One of my favorite books is the Alchemist, by Paulo Coehlo. The book’s dominant metaphor is about transmuting one element into another, more valuable, element. Or as defined, “alchemy is a process by which paradoxical results are achieved or incompatible elements combined”. Lead to gold. Transformation. Which is how I view grief, and processing loss. Heavy duty transformation. The process of incorporating the rotten lemons in with the rest, churning and turning the bitter leaden lump of sadness and anger into a more complex thankfulness.

(Whew. What a tirade. Tomorrow will be better. Today’s post was brought to you by deep sadness, cloaked in anger and cynicism, probably even some jealousy. Thankfulness? Conspicuously absent.)

4 thoughts on “Hierarchy of Emotions

  1. Right on. “And why do people act like thankfulness should override sorrow or anger?” It would be so socially inappropriate to share what we’re really feeling on Facebook. People don’t want to hear it. I’m glad you’re saying this here and sharing it. Your description of a more complex thankfulness is touching and gives me a lot to think about.
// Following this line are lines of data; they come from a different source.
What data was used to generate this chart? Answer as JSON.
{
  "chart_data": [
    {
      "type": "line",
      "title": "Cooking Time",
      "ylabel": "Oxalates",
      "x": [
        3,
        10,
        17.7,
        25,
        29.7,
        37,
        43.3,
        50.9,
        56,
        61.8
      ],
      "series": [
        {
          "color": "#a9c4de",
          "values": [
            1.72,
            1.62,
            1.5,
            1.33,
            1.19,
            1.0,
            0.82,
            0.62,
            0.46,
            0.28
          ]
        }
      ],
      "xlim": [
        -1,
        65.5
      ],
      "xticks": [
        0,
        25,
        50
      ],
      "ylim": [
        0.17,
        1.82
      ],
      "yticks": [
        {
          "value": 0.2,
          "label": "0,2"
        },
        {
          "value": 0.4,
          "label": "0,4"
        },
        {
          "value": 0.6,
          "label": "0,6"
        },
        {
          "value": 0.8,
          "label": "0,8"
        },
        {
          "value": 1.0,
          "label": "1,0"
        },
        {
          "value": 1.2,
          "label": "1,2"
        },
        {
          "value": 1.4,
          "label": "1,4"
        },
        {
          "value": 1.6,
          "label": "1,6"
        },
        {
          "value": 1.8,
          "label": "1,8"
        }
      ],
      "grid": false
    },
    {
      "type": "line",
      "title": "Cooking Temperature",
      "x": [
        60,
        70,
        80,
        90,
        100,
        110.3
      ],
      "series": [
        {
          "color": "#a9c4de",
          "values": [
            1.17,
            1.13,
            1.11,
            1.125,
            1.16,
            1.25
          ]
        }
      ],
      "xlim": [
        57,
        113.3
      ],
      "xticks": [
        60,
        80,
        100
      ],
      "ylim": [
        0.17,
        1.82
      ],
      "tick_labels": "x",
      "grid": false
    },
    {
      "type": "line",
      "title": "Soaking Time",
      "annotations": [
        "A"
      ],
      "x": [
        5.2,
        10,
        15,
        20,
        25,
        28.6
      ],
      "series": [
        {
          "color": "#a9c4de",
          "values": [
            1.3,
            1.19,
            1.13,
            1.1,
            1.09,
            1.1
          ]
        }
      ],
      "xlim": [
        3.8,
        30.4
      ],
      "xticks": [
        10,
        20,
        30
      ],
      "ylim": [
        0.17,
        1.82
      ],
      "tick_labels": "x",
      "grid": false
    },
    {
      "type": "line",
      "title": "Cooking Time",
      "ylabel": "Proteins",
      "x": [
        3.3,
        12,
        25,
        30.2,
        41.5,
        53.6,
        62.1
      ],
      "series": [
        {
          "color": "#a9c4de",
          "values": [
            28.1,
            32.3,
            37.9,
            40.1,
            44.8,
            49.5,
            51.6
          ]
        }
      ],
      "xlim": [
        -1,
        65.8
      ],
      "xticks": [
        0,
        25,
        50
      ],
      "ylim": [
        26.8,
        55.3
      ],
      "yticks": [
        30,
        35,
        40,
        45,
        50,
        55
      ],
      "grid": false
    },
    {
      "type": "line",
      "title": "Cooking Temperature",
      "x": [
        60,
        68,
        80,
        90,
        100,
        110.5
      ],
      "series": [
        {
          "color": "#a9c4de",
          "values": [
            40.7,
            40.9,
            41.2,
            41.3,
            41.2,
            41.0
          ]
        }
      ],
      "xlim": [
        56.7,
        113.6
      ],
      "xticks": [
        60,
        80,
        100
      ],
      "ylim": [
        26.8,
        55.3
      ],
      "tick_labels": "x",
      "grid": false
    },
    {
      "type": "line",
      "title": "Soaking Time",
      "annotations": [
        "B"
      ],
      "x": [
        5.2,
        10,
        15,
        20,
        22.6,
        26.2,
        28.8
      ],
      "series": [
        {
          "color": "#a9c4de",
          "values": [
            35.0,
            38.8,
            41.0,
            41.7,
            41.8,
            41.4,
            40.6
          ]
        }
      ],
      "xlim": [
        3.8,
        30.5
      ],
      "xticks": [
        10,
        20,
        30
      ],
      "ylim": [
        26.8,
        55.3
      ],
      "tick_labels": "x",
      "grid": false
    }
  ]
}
    As for the bragging, I had to hide nearly everyone on Facebook. I felt so overwhelmed on there. I couldn’t bear to see people brag about their kids winning a track meet (or whatever). I couldn’t bear to hear them complain about petty domestic chores. It made me feel like I live in some other plane of the universe. Now that so many “friends” are hidden, I have a nice stream of news and local events. It’s so much more relaxing over there now.

  2. Nicely put! I feel about Thanksgiving the same as many other holidays like Mother’s Day, Father’s Day, etc. It’s contrived ritual, not altogether unpleasant, but contrived nonetheless and when you’re grieving can be excruciating. The first Valentine’s Day after my husband died made me want to stab my eyes out. But it’s good to keep writing. Writing soothes the soul and I find, makes me feel naturally thankful when I’m done. 🙂

  3. i’ve been thinking about this post so much since i read it yesterday. you are so right on, there is no hierarchy. people in general are not comfortable being in the presence of others in their “undesirable” feelings. but you have to be true to what you feel, no apologies. and no rank. and all mixed together. thanks for this.

  4. The only reason I go on FB now is to post on my husband’s wall (which probably freaks some people out but whatever) and to read posts on different grief groups. Every single day I post something I miss about my husband on his wall. And a song, because he loved music. Other than that, I have no use for FB anymore.